Dalam kisah Isra Miraj, perjalanan agung Nabi Muhammad SAW berhenti di tempat terakhir di Sidratul Muntaha (سدرة المنتهى). Nabi SAW melakukan perjalanan istimewa dari Masjidil Haram Mekkah hingga ke tempat tertinggi Sidratul Muntaha hanya dalam satu malam.
Seperti apakah Sidratul Muntaha? Secara etimologi “Sidrah” bermakna daun, sedangkan “Muntaha” bermakna puncak atau penghabisan. Secara istilah Sidrah Al-Muntaha diibaratkan semacam stasiun akhir yang menjadi tujuan akhir perjalanan Mikraj Nabi.

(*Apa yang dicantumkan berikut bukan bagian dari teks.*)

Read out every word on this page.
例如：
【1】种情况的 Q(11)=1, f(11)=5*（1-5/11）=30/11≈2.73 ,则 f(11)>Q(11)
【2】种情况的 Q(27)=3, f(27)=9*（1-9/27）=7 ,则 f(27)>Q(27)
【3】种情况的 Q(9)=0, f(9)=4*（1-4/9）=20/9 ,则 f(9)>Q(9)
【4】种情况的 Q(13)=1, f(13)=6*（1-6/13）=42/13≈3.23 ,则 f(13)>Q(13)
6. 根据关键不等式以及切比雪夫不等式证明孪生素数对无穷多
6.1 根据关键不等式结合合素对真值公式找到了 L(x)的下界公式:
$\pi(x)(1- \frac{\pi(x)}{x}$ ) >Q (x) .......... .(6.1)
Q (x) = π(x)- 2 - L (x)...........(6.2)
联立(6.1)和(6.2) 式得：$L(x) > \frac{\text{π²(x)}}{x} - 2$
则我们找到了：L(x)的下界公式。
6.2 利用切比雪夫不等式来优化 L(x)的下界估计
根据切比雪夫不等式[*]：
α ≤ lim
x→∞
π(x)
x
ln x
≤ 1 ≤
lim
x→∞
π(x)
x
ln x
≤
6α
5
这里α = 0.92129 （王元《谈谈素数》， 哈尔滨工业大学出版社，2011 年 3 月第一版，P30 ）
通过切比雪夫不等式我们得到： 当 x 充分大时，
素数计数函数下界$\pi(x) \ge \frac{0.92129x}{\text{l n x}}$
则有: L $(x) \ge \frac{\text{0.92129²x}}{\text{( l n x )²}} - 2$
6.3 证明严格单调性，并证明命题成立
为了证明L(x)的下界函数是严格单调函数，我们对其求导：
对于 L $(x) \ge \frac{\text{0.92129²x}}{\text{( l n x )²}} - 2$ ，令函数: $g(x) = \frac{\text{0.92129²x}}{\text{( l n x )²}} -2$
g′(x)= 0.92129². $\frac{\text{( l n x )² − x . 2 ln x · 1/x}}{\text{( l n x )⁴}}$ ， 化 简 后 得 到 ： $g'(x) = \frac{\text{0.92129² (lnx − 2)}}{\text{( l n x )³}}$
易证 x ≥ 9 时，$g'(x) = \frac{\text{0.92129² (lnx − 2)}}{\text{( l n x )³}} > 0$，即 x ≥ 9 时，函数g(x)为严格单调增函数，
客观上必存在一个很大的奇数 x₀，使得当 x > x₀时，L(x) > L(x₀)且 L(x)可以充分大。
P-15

Hal tersebut diungkapkan Nabi dalam sebuah hadis yang diriwayatkan Ibnu Mas’ud: “Perjalananku berhenti di Sidratul Muntaha.”

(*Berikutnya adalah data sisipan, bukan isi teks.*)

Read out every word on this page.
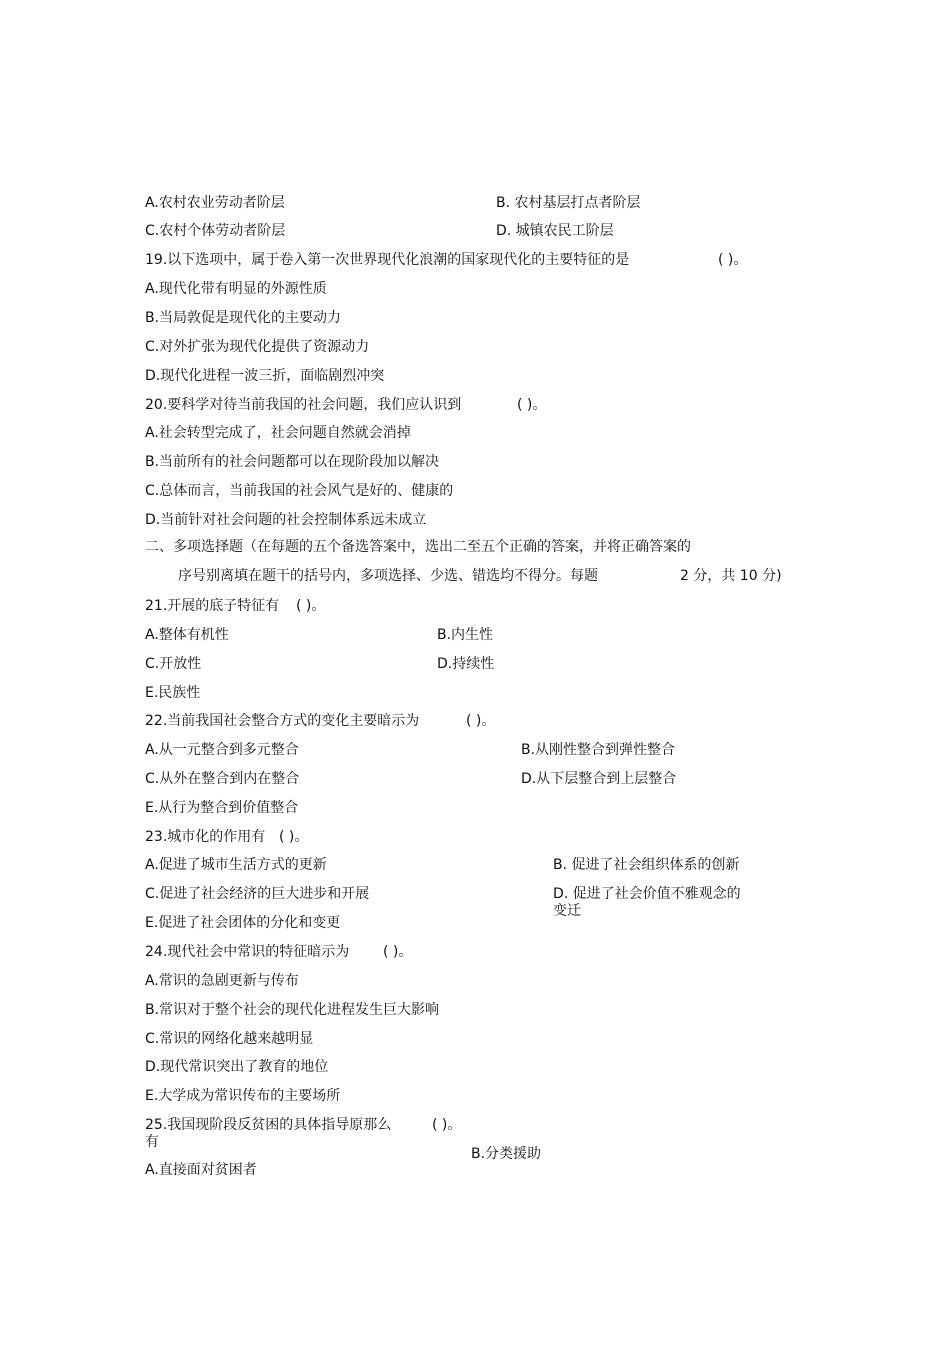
A.农村农业劳动者阶层	B. 农村基层打点者阶层
C.农村个体劳动者阶层	D. 城镇农民工阶层
19.以下选项中，属于卷入第一次世界现代化浪潮的国家现代化的主要特征的是	( )。
A.现代化带有明显的外源性质
B.当局敦促是现代化的主要动力
C.对外扩张为现代化提供了资源动力
D.现代化进程一波三折，面临剧烈冲突
20.要科学对待当前我国的社会问题，我们应认识到	( )。
A.社会转型完成了，社会问题自然就会消掉
B.当前所有的社会问题都可以在现阶段加以解决
C.总体而言，当前我国的社会风气是好的、健康的
D.当前针对社会问题的社会控制体系远未成立
二、多项选择题（在每题的五个备选答案中，选出二至五个正确的答案，并将正确答案的
序号别离填在题干的括号内，多项选择、少选、错选均不得分。每题	2 分，共 10 分)
21.开展的底子特征有 ( )。
A.整体有机性	B.内生性
C.开放性	D.持续性
E.民族性
22.当前我国社会整合方式的变化主要暗示为	( )。
A.从一元整合到多元整合	B.从刚性整合到弹性整合
C.从外在整合到内在整合	D.从下层整合到上层整合
E.从行为整合到价值整合
23.城市化的作用有 ( )。
A.促进了城市生活方式的更新	B. 促进了社会组织体系的创新
C.促进了社会经济的巨大进步和开展	D. 促进了社会价值不雅观念的
变迁
E.促进了社会团体的分化和变更
24.现代社会中常识的特征暗示为 ( )。
A.常识的急剧更新与传布
B.常识对于整个社会的现代化进程发生巨大影响
C.常识的网络化越来越明显
D.现代常识突出了教育的地位
E.大学成为常识传布的主要场所
25.我国现阶段反贫困的具体指导原那么
有
( )。
B.分类援助
A.直接面对贫困者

Dari Anas bin Malik, dari Malik bin Sha’sha’ah, dari Nabi Muhammad shallallahu alaihi wa sallam:
“Kemudian aku dinaikkan ke Sidratul Muntaha”. Lalu Nabi mengisahkan: “Bahwasanya daunnya seperti telinga gajah dan bahwa buahnya seperti bejana batu”. Hadits ini dikeluarkan dalam ash-Shahihain dari Hadits Ibnu Abi Arubah. Hadits riwayat Al-Baihaqi. Asal hadits ini ada pada riwayat Al-Bukhari 3207 dan Muslim 164.
Ketika Rasulullah SAW diangkat ke Sidratul Muntaha, beliau diselimuti awan yang berwarna-warni. Itulah tempat terakhir Jibril menemani Rasulullah. Dalam satu riwayat disebutkan Nabi Muhammad SAW melihat wujud Malaikat Jibril dengan 600 sayapnya di Sidratul Muntaha. Setiap sayapnya menutupi ufuq langit dan dari sayap-sayapnya berjatuhan permata dan Yaqut serta lain-lainnya yang hanya Allah yang mengetahuinya.